Разбушевавшийся народ, наконец, умолк и сконцентрировал свое внимание на бледном певце. Взволнованный гном поглядывал по сторонам, теребил бороду и постоянно чесал затылок. Он явно стоял перед труднейшим выбором. Поднять шлем и таким образом выбыть из соревнования или продолжить выступление с надеждой победить на празднике. Певец еще немного поколебался, резко взмахнул рукой и подхватил с брусчатки драгоценный шлем. Толпа снова взвыла и бесновалась до тех пор, пока король взмахом руки не прекратил это безобразие. Гномы перестали кричать, и после небольшой заминки к подножию королевского трона шагнул следующий претендент.
– Слушай, воевода, – маг недобро покосился на Шипулина и медленно протянул. – От тебя постоянно исходят всяческие проблемы. Ты бы это… Сиди спокойно и от греха подальше даже не шевелись. А то уже боюсь представить, что ты выкинешь в следующий раз.
Не менее сердитый король демонстративно потер бок:
– Твое счастье, что я не тиран, а просвещенный правитель. Другой сперва вздернул бы тебя на воротах замка за покушение на жизнь Его Величества, а потом спокойно пошел обедать…
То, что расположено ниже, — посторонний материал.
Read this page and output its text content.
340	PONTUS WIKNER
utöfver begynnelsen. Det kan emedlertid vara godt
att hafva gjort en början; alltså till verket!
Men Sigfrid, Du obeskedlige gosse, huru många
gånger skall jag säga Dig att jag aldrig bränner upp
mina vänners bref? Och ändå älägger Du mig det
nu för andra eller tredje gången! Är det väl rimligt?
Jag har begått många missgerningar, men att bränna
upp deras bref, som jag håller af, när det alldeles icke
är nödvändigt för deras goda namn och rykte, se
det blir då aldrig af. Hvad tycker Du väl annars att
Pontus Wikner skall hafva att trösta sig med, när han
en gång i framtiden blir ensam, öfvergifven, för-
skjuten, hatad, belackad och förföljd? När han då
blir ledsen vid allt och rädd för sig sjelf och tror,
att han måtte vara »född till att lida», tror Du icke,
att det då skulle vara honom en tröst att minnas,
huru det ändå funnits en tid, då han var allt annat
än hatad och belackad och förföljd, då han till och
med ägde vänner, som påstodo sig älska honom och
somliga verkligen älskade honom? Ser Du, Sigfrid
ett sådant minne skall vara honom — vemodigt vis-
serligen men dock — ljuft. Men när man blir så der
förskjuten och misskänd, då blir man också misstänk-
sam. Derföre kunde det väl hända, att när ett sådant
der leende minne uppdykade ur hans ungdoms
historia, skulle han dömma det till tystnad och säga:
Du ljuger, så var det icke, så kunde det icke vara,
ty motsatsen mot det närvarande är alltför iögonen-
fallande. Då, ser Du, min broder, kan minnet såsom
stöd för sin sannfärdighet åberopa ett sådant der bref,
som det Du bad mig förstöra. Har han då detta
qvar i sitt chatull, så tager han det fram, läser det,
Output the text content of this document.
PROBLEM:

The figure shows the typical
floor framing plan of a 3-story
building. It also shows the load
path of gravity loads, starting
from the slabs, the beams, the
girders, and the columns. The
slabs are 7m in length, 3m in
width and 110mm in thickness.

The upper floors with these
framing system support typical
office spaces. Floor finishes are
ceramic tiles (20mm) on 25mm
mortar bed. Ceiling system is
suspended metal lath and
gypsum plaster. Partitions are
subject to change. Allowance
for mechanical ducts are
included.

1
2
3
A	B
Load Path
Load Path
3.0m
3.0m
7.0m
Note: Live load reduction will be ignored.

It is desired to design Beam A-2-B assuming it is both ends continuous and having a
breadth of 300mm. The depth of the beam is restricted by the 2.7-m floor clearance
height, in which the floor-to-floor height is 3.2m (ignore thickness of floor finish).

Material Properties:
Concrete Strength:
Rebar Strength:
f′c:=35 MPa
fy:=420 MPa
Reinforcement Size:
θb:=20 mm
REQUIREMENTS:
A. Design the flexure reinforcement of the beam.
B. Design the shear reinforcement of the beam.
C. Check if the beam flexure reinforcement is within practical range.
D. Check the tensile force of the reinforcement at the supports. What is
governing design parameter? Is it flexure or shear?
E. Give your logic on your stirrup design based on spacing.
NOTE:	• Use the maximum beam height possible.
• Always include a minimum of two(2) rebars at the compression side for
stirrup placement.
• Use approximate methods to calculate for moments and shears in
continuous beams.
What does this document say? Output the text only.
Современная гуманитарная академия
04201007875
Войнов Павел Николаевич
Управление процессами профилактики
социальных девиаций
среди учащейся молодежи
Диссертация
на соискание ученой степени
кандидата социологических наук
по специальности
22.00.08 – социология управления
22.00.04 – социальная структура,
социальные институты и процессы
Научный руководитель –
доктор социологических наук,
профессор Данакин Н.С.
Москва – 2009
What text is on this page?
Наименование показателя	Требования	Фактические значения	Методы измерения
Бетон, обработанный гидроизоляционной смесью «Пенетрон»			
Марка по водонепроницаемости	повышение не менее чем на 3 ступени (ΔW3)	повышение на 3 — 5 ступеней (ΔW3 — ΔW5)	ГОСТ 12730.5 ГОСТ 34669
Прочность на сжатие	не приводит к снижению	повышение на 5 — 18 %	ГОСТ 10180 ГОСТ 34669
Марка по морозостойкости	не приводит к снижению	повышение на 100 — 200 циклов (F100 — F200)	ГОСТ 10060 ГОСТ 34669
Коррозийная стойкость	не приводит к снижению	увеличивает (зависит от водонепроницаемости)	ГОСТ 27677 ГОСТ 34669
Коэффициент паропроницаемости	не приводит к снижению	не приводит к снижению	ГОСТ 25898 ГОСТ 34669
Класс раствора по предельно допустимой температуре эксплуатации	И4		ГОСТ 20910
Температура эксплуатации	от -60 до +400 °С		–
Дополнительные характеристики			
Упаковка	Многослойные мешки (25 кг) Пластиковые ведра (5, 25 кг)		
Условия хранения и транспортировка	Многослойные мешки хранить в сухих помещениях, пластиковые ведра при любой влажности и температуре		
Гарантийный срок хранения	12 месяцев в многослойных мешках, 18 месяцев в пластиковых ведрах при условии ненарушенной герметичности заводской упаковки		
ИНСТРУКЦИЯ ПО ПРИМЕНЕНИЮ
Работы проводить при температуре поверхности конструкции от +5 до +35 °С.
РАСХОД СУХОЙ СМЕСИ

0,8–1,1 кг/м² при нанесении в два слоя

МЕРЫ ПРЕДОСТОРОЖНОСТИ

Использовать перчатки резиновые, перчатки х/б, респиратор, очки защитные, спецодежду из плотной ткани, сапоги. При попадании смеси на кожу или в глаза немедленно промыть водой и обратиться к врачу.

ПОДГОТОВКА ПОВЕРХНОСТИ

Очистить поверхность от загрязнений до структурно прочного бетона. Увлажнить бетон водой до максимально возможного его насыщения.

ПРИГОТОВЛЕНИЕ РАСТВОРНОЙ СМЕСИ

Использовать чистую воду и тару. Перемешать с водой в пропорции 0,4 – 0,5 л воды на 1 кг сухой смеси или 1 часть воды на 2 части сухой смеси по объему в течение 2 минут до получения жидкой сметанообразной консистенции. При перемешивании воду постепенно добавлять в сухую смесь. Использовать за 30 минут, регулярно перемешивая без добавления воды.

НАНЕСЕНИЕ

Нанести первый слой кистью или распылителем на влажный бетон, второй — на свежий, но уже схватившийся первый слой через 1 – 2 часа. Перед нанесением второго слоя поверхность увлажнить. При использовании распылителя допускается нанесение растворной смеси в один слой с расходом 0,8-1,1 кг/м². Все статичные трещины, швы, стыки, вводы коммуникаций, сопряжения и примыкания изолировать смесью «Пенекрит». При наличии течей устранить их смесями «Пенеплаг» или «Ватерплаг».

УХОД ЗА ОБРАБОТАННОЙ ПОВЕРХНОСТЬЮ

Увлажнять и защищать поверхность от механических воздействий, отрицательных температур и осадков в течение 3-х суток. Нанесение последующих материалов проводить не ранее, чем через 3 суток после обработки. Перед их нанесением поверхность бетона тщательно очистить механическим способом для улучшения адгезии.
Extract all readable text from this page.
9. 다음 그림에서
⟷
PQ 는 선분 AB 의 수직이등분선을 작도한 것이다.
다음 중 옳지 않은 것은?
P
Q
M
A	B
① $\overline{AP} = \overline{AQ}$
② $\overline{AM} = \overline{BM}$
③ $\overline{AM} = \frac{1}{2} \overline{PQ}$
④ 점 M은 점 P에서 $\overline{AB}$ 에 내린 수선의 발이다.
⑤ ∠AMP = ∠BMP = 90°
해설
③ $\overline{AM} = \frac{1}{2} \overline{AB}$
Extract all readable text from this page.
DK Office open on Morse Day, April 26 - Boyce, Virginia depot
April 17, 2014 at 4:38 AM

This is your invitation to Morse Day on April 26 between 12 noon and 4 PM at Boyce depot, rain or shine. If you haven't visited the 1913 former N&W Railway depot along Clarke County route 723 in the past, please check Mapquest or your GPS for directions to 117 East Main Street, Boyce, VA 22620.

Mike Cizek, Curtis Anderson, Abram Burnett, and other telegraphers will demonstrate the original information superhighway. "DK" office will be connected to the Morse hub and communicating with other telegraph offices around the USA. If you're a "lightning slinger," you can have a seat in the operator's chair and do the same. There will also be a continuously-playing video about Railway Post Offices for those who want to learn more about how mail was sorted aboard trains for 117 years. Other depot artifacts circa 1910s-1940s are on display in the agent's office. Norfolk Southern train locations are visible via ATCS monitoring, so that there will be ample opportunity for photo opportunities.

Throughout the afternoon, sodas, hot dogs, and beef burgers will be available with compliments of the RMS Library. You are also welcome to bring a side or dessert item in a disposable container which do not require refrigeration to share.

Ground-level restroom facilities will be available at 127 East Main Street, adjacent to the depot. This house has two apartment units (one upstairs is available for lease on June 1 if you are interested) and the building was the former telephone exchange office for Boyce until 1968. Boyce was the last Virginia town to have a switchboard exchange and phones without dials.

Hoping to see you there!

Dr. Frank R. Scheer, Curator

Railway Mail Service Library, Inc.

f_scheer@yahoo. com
Осипов внезапно замолчал, весь как-то разом осунулся и с тоской уставился на свой живот. Поняв, что короля скрутил очередной приступ голода, Нагибин поспешил увести разговор от опасной темы:
– А кто-нибудь слышал, о чем говорилось в этой песне? Нет? Жаль. Интересно, о чем же в ней поется…
Праздник подходил к завершению. Уже появился на площадке прошлогодний победитель, уже придворные за спиной короля завели откровенные разговоры о скором пире в замке, а три товарища все никак не могли прийти к общему мнению. Воевода в очередной раз прочитал речь и теперь ожидал вердикт напарников.
– Вроде все хорошо, но чего-то не хватает, – хмуро сказал маг. – Нет, действительно все хорошо, но чую где-то прокол.
Король ничего не ответил, лишь неопределенно пожал плечами. Ему сейчас больше всего на свете хотелось оказаться за накрытым столом, впиться зубами во вкуснейший кабаний окорок и, не обращая никакого внимания на стекающий по подбородку жир, отрывать огромные куски мяса от кости и, урча от наслаждения, жевать, жевать, жевать…
Николай так размечтался, что явственно почувствовал невыразимо прекрасный запах окорока. Пусть проклятый колдун сам читает эту идиотскую речь перед народом. Хватит издеваться над королем. Больше нет сил терпеть. А это что такое? Отлично! Последняя песня отзвучала, сейчас объявлю победителя и немедленно отправлюсь в пиршественный зал. Осипов с силой сжал виски ладонями и крепко зажмурил глаза. Чужие желания, почти полностью заполонившие сознание инженера, не спешили уходить, упорно цеплялись за самый мельчайший шанс. Манили обворожительными видами истекающего соком мяса, огромными ломтями хлеба и пивными кружками совершенно невероятных размеров. Манили так сладко, с такой ненавязчивой твердостью, что Николай со страхом осознал – он для себя уже все решил. Ничего говорить подданным не будет, а вместо этого как можно быстрее направится в замок.
Ознакомительная версия.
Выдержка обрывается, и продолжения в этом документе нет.